Mais il y a plus effrayant encore. Un article de recherche publié par feu la Commission internationale sur la non-prolifération et le désarmement nucléaires s’est intéressé à la possibilité de pirater les systèmes de commandes nucléaires. L’auteur, Jason Fritz, reconnaît que les sécurités mises en place sont énormes, redondantes, extrêmement robustes, mais il n’en ajoute pas moins qu’une menace subsiste toujours : “Une cyberattaque réussie nécessite de ne trouver qu’une seule faiblesse tandis qu’une cyberdéfense réussie nécessite de trouver toutes les faiblesses possibles.

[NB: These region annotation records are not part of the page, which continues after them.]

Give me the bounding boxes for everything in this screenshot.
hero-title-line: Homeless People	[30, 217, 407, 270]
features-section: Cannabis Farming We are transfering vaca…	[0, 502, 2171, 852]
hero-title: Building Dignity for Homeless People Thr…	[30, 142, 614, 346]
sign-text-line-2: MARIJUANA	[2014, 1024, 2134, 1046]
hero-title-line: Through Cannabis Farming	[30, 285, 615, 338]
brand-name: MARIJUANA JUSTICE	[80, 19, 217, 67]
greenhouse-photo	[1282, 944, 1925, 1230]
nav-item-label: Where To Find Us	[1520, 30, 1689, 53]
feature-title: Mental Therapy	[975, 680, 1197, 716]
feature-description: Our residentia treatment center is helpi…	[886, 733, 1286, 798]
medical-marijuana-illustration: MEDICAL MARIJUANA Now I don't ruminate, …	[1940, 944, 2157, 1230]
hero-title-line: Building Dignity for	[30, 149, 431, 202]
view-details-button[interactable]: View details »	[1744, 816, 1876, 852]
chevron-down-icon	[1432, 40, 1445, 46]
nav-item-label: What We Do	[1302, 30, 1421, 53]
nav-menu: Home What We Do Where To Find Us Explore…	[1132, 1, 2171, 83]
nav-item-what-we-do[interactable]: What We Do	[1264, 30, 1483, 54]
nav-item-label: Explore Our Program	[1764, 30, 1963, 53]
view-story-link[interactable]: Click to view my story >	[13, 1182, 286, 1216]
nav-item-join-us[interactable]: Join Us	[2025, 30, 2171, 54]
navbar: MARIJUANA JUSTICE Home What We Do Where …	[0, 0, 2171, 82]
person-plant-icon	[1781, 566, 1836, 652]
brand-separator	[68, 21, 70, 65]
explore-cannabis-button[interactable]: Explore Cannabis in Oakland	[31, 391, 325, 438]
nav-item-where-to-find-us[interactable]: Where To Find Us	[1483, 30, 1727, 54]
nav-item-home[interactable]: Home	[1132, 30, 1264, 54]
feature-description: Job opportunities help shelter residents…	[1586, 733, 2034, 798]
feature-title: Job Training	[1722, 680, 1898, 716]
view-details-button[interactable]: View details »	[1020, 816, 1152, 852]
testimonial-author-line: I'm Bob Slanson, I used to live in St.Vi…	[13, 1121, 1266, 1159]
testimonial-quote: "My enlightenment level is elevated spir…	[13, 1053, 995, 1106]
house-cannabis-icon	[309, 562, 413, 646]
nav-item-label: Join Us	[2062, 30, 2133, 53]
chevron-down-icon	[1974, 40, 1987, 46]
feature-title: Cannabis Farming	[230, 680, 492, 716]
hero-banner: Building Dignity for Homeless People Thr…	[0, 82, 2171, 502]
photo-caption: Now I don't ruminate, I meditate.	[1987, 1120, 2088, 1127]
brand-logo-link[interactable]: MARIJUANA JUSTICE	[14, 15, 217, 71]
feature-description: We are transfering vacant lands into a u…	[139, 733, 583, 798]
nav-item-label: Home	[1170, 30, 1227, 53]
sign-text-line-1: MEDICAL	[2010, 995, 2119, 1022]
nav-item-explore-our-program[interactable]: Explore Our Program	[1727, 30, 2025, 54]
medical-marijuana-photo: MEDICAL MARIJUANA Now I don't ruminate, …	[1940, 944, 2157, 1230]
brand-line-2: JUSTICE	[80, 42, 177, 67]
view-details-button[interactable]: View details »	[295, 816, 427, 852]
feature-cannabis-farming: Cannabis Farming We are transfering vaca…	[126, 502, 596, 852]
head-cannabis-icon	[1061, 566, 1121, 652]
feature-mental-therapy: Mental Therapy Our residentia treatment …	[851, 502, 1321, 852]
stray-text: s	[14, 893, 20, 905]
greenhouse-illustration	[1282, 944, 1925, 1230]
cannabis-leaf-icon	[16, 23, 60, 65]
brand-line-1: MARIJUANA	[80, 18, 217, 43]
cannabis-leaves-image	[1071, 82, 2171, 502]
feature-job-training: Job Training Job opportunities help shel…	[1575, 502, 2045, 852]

Alors que des individus plus jeunes et plus doués en informatique sont recrutés parmi les rangs des terroristes, ils pourraient commencer à reconnaître le potentiel de ce type d’attaque.” En clair, au lieu d’essayer de fabriquer une bombe ou d’en acheter une, pourquoi ne pas pousser un Etat nucléaire à en envoyer une ? Il serait évidemment impossible de pirater les codes d’attaque de Barack Obama ou de Nicolas Sarkozy. Mais, écrit Jason Fritz, “malgré les affirmations selon lesquelles les ordres de tir nucléaire ne peuvent venir que des plus hautes autorités, de nombreux exemples montrent la possibilité de contourner la chaîne de commandement et d’insérer ces ordres à des niveaux plus bas. Des cyberterroristes pourraient aussi provoquer un tir nucléaire en imitant les systèmes d’alarme et d’identification ou en endommageant les réseaux de communication.”